Mr. Zeitz, who took over as CEO in May of last year, said he quickly realized morale was poor and motivation low among employees who make Harley’s famous motorcycles. He watched a video of a speech Mr. Stavros gave about employee ownership, and knew he wanted it for Harley.

“This is not just about doing good through business,” said Mr. Zeitz, who consulted Mr. Stavros on development of the plan and invited him to give a presentation to Harley’s board. “It’s about: How do you make your business better?”

Messrs. Zeitz and Stavros acknowledged that heightened focus by big investors on environmental, social and governance issues has made it easier for companies to justify doing something that shareholders might once have criticized because it dilutes their stakes.

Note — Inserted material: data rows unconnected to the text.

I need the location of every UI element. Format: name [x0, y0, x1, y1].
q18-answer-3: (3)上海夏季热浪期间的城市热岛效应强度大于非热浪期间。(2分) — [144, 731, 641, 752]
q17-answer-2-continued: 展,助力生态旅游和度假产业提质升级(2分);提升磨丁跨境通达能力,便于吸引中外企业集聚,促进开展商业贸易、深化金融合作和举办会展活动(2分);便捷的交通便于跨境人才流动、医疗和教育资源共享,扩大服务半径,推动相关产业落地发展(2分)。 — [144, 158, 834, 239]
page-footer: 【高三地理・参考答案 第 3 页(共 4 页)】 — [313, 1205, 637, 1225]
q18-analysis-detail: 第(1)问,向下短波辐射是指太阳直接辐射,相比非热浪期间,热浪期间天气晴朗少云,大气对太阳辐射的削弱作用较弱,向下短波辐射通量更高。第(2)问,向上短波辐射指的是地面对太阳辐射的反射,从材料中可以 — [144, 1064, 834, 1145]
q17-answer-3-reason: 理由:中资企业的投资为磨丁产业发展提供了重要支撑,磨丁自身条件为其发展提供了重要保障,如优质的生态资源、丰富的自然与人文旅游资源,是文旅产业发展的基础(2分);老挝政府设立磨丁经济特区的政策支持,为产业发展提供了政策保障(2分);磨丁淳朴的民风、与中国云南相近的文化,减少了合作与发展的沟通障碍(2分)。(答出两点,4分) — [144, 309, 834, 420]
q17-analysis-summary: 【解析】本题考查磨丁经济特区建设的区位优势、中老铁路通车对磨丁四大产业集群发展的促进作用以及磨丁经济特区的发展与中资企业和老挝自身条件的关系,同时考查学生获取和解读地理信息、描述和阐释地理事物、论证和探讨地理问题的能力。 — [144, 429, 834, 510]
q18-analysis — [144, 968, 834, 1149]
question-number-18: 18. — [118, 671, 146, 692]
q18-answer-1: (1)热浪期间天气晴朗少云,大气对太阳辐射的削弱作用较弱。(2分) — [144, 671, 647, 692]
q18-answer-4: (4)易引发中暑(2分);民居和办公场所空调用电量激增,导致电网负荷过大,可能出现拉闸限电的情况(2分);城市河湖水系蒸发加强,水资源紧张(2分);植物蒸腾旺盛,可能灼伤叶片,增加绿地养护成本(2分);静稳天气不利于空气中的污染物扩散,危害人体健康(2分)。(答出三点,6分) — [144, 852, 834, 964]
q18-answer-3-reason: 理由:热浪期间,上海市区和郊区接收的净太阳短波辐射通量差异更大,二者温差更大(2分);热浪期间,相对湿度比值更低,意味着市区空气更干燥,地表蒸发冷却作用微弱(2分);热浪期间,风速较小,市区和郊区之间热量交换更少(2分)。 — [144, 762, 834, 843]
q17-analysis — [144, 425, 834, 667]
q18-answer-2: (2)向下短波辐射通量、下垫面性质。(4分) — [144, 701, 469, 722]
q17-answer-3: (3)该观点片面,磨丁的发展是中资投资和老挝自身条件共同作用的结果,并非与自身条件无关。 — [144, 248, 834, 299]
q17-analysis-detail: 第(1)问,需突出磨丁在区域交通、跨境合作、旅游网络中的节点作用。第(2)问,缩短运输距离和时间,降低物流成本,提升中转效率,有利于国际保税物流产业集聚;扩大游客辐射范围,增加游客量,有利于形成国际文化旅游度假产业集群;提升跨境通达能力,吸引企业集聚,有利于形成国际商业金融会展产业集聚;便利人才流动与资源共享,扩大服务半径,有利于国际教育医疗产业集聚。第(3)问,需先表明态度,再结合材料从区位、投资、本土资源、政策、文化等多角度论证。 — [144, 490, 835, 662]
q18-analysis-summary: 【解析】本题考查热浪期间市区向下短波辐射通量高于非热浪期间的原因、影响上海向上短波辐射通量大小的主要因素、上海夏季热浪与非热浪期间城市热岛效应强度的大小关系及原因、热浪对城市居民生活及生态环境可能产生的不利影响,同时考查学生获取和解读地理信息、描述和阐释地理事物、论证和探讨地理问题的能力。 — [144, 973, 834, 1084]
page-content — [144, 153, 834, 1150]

It also helps that adopting broad-based stock-ownership programs has gone hand in hand with growth and profitability for KKR. When KKR took Gardner Denver public in 2017, more than $100 million of its stock was granted to all of its employees, equal to 40% of their base salary. When the company merged with Ingersoll-Rand PLC’s industrial division last year, it made another $150 million in equity grants to the combined company’s nearly 16,000 employees.

Ingersoll Rand’s operating margins have climbed by about 7 percentage points, and the value of the buyout firm’s investment has more than quadrupled based on the current stock price. The lowest-paid employee who received the 2017 grant now has a stake of about $35,000.

Mr. Stavros’s own passion for the issue predates the ESG movement. His father worked as a road grader for a small construction company in Chicago and pushed for profit-sharing but never achieved it. Mr. Stavros, during his second year at Harvard Business School, wrote a thesis that examined employee stock ownership plans.

He joined KKR in 2005 and has done deals in the healthcare, consumer and industrials sectors, helping to lead a number of the firm’s highest-profile investments, including its 2006 buyout of hospital operator HCA Inc. for $21 billion. In 2010, Mr. Stavros began leading the industrials team, where he started putting his ideas for employee ownership into practice. In 2019, KKR promoted him to his current role.